Current knowledge in the context of DKD seems to show that they can reflect fibrogenesis and expansion of the mesangial extracellular matrix [82]. In a study published in 2015, Argyropoulos et al. investigated the urine profile of T1DM patients still in a normoalbuminuric phase by comparing individuals who developed signs of nephropathy over an 18-year follow-up with those who did not. The results showed that miRNA profiles were different between the two groups long before some of them evolved from normo- to microalbuminuria [83], highlighting that changes in miRNA profiles are associated with different stages of DKD. The predicted target of differentially expressed miRNAs can map to specific pathways thought to be responsible for the development of progressive DKD, e.g., collagen production, inflammation, innate immunity, toll-like receptor signalling and neovascularization, supporting data for a role of miRNAs in regulating several functions and as potential therapeutic targets. In a later study using urinary exosomes, rather than cell-free circulating miRNAs, Delić et al. found that miRNA expression was altered among T2DM patients with nephropathy compared with T2DM patients without nephropathy, and healthy controls [84]. However, the pattern of miRNAs was different compared with that found in T1DM, and neither study revealed up-regulation of miR-192 expression, one of the most well studied miRNAs in DKD associated with increased renal fibrosis.

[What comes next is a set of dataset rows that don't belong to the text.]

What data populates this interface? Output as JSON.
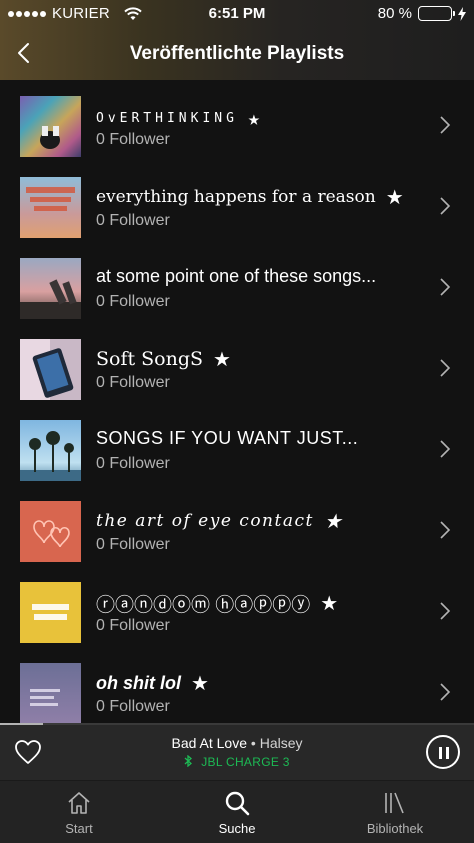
{
  "status_bar": {
    "carrier": "KURIER",
    "time": "6:51 PM",
    "battery_percent": "80 %",
    "battery_level": 0.8,
    "battery_color": "#4cd964"
  },
  "header": {
    "back_icon": "chevron-left-icon",
    "title": "Veröffentlichte Playlists"
  },
  "playlists": [
    {
      "name": "OvERTHINKING",
      "star": "★",
      "followers": "0 Follower"
    },
    {
      "name": "everything happens for a reason",
      "star": "★",
      "followers": "0 Follower"
    },
    {
      "name": "at some point one of these songs...",
      "star": "",
      "followers": "0 Follower"
    },
    {
      "name": "Soft SongS",
      "star": "★",
      "followers": "0 Follower"
    },
    {
      "name": "SONGS IF YOU WANT JUST...",
      "star": "",
      "followers": "0 Follower"
    },
    {
      "name": "the art of eye contact",
      "star": "★",
      "followers": "0 Follower"
    },
    {
      "name": "ⓡⓐⓝⓓⓞⓜ ⓗⓐⓟⓟⓨ",
      "star": "★",
      "followers": "0 Follower"
    },
    {
      "name": "oh shit lol",
      "star": "★",
      "followers": "0 Follower"
    }
  ],
  "now_playing": {
    "title": "Bad At Love",
    "separator": " • ",
    "artist": "Halsey",
    "device": "JBL CHARGE 3",
    "device_icon": "bluetooth-icon",
    "progress": 0.09,
    "accent_color": "#1db954"
  },
  "tab_bar": {
    "items": [
      {
        "label": "Start",
        "icon": "home-icon"
      },
      {
        "label": "Suche",
        "icon": "search-icon",
        "active": true
      },
      {
        "label": "Bibliothek",
        "icon": "library-icon"
      }
    ]
  }
}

Given the gender-related differences in miRNAs found in T1DM patients [83], the different miRNAs expressed in T1 and T2DM, and the often inconsistent results using different sources of miRNAs (i.e. renal tissue, free urinary miRNAs or urinary exosomes), further studies are needed to fully understand and optimize their potential role in clinical practice.


We have explored the evidence for the contribution of the renal tubule to DKD. Diabetic tubulopathy is a real entity and although closely associated with glomerular damage, it may have a separate pathophysiology. Different metabolic and non-metabolic factors impair tubular function and probably determine some specific histological tubular changes in early and late stages of DKD. The limitations of microalbuminuria as an early and predictive biomarker of DKD still need to be overcome through the discovery and clinical evaluation of new functional or structural tubular biomarkers.